Das Haus wuchs schneller empor, als man berechnet hatte. Putkin und Andreas schufteten wie Maschinen, bei denen der Maschinist nicht mehr weiß, wie man sie abstellen kann. Die Bäume krachten zur Erde, riesige Berge Astwerk türmten sich rund um das Zelt, und Nadeshna bemühte sich wirklich, daraus Reisigbündel zu machen, sie zu trocknen und für Wochen Brennmaterial zu schichten. Sogar der eingeschiente Morotzkij half mit. Er schnitt, auf dem Rücken liegend und die Äste über sich ziehend, mit einem Messer, das Putkin an einem Stein scharf geschliffen hatte, lange Zweige ab und schichtete sie neben sich.

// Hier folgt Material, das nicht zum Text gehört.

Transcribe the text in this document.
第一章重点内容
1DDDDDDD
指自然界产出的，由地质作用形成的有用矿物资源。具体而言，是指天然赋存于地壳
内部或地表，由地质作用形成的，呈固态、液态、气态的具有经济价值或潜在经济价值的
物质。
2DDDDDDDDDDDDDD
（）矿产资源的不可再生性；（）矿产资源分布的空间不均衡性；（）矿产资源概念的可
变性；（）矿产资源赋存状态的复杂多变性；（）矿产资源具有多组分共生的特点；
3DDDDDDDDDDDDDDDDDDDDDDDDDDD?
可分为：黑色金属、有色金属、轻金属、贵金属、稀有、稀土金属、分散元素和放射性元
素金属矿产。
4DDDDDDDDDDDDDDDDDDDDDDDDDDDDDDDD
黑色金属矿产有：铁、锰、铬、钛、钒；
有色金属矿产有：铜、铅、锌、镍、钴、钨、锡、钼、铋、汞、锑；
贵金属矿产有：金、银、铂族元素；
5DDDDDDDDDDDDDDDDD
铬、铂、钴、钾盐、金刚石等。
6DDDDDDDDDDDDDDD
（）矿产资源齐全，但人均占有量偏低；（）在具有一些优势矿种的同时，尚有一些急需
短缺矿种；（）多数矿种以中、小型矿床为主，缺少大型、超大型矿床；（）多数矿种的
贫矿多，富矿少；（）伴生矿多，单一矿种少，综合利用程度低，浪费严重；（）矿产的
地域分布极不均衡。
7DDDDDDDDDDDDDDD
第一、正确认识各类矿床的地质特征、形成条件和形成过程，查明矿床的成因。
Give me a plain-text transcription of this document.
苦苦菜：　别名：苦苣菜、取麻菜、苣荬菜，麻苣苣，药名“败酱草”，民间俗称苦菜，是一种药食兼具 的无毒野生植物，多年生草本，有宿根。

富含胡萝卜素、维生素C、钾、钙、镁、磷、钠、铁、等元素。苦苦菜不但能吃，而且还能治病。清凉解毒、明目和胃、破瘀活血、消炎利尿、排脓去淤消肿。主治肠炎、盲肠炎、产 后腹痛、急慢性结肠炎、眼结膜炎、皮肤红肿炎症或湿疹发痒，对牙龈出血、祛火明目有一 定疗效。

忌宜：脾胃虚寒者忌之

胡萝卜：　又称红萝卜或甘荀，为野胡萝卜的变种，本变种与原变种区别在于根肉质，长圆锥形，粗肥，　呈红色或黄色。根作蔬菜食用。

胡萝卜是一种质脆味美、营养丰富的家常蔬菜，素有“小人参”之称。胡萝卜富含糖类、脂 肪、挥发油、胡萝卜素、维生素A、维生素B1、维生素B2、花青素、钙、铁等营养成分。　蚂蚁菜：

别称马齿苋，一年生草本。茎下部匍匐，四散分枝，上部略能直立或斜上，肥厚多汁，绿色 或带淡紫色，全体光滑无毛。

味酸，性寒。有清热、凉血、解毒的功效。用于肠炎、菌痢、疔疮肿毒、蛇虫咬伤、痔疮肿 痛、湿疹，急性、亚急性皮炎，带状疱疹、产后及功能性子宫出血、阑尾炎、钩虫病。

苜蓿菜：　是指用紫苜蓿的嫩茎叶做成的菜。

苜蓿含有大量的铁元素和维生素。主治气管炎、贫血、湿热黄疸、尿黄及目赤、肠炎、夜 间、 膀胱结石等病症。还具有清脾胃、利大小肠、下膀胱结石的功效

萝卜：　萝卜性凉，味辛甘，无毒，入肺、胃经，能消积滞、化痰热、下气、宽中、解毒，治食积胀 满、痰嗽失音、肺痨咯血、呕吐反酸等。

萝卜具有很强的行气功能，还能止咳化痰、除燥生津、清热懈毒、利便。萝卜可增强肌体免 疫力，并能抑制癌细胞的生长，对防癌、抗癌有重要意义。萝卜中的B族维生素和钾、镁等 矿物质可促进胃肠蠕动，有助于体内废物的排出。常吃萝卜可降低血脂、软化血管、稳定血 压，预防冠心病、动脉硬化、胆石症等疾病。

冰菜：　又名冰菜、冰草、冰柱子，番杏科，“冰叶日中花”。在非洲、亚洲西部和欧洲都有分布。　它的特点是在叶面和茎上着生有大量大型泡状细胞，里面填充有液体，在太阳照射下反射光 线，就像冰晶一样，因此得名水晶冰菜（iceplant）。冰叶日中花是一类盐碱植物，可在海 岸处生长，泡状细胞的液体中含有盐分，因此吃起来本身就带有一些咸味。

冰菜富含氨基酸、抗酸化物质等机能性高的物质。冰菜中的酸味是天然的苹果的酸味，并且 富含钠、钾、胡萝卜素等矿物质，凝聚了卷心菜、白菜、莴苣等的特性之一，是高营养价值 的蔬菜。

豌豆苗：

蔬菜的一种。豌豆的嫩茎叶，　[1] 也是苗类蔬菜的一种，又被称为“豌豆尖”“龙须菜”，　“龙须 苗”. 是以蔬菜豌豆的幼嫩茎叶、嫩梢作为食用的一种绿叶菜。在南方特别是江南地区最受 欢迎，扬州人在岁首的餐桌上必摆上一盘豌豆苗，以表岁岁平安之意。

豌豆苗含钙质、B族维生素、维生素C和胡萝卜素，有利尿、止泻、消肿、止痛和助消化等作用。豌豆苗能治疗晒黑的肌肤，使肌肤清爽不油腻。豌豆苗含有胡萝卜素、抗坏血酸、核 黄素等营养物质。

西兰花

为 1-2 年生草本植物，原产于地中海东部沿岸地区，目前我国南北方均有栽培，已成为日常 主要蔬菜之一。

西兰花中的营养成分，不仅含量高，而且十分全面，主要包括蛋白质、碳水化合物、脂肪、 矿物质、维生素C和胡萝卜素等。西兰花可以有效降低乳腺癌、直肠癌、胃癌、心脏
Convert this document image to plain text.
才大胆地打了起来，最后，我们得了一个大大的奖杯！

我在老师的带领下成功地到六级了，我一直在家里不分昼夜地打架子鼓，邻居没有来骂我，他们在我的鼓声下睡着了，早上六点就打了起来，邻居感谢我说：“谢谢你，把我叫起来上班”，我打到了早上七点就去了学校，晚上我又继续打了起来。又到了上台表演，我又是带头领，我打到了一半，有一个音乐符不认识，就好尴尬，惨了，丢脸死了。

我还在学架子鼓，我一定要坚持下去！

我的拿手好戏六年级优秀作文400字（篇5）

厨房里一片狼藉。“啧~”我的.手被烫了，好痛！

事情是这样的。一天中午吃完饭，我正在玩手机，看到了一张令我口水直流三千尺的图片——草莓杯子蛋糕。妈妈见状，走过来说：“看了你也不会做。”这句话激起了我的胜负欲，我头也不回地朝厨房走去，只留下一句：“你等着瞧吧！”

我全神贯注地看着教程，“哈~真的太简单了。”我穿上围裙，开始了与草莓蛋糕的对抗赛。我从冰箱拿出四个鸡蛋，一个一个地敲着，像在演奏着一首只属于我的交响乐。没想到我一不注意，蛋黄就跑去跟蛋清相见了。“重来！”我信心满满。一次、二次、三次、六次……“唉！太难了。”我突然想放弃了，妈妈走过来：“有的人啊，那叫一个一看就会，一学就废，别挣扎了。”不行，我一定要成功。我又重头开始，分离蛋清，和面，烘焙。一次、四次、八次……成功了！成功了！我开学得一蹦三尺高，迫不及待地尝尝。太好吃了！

Die Schmerzen hatten nachgelassen, die Knochen begannen, wieder zusammenzuwachsen.
»Sie sind ein medizinisches Rätsel«, sagte die Susskaja einmal zu Morotzkij. »Ihre Knochen sind morsch wie bei einer Mumie, aber wenn sie gebrochen sind, produzieren sie genug Kallus, um sich wieder zu festigen. Das ist Unlogik in Ihrem Körper, Semjon Pawlowitsch. Wenn das so weitergeht, können Sie in sechs Wochen wieder stehen.«
Das Ofenrohr war ein Gebilde eigener Art geworden. Da sie weder löten noch nieten konnten, hatte Andreas ein paar Nägel geopfert und damit notdürftig die übereinandergebogenen Blechenden zusammengehalten. Bei einer Probe aber zeigte es sich, daß die ganze ›Naht‹ entlang der Rauch entwich und damit der Sinn eines Rauchabzuges nicht erreicht war.
»Weint nicht, Kinderchen«, sagte Putkin, als man um das der Länge nach qualmende Rohr hockte und überlegte. Er stellte einen Brei aus Erde und Gras her – wozu man erst einen Flecken Erde freischaufeln mußte – und schmierte damit die Naht des Rohres zu.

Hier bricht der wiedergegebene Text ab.